Demand for tires from U.S. consumers should grow steadily at about 2 percent annually through 2008, according to the latest shipment forecast from the Rubber Manufacturers Association.
Domestic shipments rose 2.6 percent last year to 308.4 million, with the growth coming entirely from imports, the RMA data show. Imports grew 14.3 percent, to 96.4 million units, to account for 31.3 percent of the domestic market.
Production, on the other hand, fell 0.5 percent to 245.3 million units, according to the RMA data, after falling 10.9 percent in 2001 vs. 2000. The drop-off was entirely in the passenger tire sector, where output fell 2.4 percent; by contrast, production of light and medium truck tires was up 4.6 and 17.3 percent, respectively.
Exports of tires by RMA member companies improved 3.3 percent, to 33.5 million units.
While the trend overall is for steady growth, the outlook varies according to category.
For instance, demand from domestic car makers for passenger tires is expected to fall 1.6 percent this year, to 56.4 million units, and then stay at that volume for the next five years.
The RMA attributes the no-growth forecast to the car companies' low- or no-interest buyer incentive programs taking sales away from later years, to car buyers' shifting preference for sport-utility vehicles/light trucks and to vehicle manufacturing shifting to off-shore plants.
At the same time, original equipment demand for light truck tires is seen growing more than 3 percent a year through 2008 as U.S. consumers buy more SUVs at the expense of traditional passenger cars.
In the replacement passenger tire market, the RMA sees demand growing nearly 3 percent this year and next-to 202 million units in 2004-as the millions of P-metric light truck tires shipped in 2000 and 2001 as part of the Firestone Wilderness/ ATX/ATX II replacement programs will be wearing out.
In addition, demand for low-profile, speed-rated high-performance tires continues to grow, the RMA said. In 2002, exceptionally high demand for these higher-priced tires offset a double-digit decline in shipments of the P-metric light truck tires caused by the ``pull-forward'' effect of the Ford/Firestone replacement programs.

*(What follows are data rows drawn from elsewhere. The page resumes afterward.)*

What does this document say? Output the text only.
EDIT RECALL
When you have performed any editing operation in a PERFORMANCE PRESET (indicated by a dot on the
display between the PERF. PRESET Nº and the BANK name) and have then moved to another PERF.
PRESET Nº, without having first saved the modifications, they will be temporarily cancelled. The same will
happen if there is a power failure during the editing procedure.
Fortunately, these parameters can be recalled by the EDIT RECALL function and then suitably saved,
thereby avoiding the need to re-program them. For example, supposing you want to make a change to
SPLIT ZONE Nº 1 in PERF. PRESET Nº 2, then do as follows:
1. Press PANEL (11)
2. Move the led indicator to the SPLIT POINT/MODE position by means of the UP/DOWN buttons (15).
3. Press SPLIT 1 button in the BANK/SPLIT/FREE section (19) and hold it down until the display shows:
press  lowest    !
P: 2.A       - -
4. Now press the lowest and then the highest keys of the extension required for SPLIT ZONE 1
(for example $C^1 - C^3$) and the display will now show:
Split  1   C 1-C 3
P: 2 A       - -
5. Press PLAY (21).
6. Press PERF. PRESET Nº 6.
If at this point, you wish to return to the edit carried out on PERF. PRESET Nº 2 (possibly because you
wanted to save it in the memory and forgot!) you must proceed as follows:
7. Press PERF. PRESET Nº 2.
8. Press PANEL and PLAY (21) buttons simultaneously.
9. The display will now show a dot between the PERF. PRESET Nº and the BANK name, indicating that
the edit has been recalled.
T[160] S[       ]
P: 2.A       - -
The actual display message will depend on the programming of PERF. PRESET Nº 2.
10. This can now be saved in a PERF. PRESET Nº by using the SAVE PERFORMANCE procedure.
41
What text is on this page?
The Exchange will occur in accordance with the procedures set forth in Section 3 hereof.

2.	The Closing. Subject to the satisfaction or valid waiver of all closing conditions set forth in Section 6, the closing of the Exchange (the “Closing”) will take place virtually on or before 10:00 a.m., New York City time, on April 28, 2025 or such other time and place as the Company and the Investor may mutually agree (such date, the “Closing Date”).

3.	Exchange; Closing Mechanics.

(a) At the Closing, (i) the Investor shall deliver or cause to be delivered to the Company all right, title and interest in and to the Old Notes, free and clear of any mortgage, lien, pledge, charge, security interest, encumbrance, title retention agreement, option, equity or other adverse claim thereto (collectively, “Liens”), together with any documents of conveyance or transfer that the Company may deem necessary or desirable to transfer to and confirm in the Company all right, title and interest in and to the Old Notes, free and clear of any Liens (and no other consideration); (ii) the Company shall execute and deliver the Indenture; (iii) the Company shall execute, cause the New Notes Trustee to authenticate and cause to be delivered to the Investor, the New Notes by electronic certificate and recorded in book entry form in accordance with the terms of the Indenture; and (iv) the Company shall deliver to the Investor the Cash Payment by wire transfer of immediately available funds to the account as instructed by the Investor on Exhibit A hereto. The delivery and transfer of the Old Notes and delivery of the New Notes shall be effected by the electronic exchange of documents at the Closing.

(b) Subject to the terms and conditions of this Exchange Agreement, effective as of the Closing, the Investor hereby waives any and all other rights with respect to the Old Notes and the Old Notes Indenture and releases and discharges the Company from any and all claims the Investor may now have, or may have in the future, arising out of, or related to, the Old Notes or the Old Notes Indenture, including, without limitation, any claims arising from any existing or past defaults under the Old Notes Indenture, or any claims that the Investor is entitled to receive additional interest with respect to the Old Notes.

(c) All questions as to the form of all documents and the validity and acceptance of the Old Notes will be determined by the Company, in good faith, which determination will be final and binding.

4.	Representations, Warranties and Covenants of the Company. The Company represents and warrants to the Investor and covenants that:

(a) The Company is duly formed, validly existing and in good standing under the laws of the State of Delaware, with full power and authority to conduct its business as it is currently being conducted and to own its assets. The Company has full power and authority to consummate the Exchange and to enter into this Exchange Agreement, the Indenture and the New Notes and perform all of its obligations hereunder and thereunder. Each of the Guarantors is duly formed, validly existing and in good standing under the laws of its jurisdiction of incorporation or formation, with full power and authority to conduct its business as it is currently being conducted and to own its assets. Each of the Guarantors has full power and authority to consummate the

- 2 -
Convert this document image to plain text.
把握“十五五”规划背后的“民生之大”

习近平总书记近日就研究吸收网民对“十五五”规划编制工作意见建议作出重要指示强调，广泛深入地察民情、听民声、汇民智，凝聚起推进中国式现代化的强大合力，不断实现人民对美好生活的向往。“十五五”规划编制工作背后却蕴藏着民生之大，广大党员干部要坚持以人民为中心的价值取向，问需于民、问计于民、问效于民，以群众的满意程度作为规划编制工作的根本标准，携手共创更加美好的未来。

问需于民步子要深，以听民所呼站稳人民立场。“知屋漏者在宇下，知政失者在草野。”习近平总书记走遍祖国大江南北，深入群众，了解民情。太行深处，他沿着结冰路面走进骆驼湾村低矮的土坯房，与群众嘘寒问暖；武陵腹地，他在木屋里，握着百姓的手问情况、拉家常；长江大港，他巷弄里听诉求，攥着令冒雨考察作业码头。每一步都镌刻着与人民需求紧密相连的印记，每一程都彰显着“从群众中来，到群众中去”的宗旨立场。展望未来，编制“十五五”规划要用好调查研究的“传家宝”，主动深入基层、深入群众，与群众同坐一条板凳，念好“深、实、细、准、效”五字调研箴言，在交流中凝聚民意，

Replacement market demand for light truck tires jumped 5.2 percent last year, to 33.6 million units, and should grow more than 3 percent annually through 2008 as SUV/LT owners increasingly turn to true light truck tires to replace their P-metric LT tires, the RMA said in its forecast.
The makers of medium/wide-base truck tires enjoyed a strong year last year, as OE demand jumped 12.4 percent.
Original equipment growth last year was based in part on a one-time phenomenon-robust sales of Class 8 trucks following the introduction in October of stricter emission standards, the RMA said.
It expects demand to grow 7.3 percent this year and more than double that in 2004, as the anticipated rebounding of the economy spurs sales of trailers and tractors.
In the aftermarket, shipments of medium/wide-base truck tires grew 8.2 percent last year and should edge up about 2 percent this year on the strength of an expected rebound in industrial production, the RMA said.
In general, the RMA's Tire Market Analysis Committee cites steady growth in the nation's Gross Domestic Product and Industrial Production Index for its outlook.
Likewise, the RMA sees shipments of tread rubber growing 1.4 percent as demand for retreaded tires-primarily truck tires-grows on the strength of industrial growth, especially in the construction industry. The RMA's Tread Rubber Market Analysis Committee anticipates production of 16.5 million retreaded tires in the U.S. this year.
Positive freight trends will continue to drive this growth through 2005 at an annual rate of 2.7 percent, according to the RMA's forecast.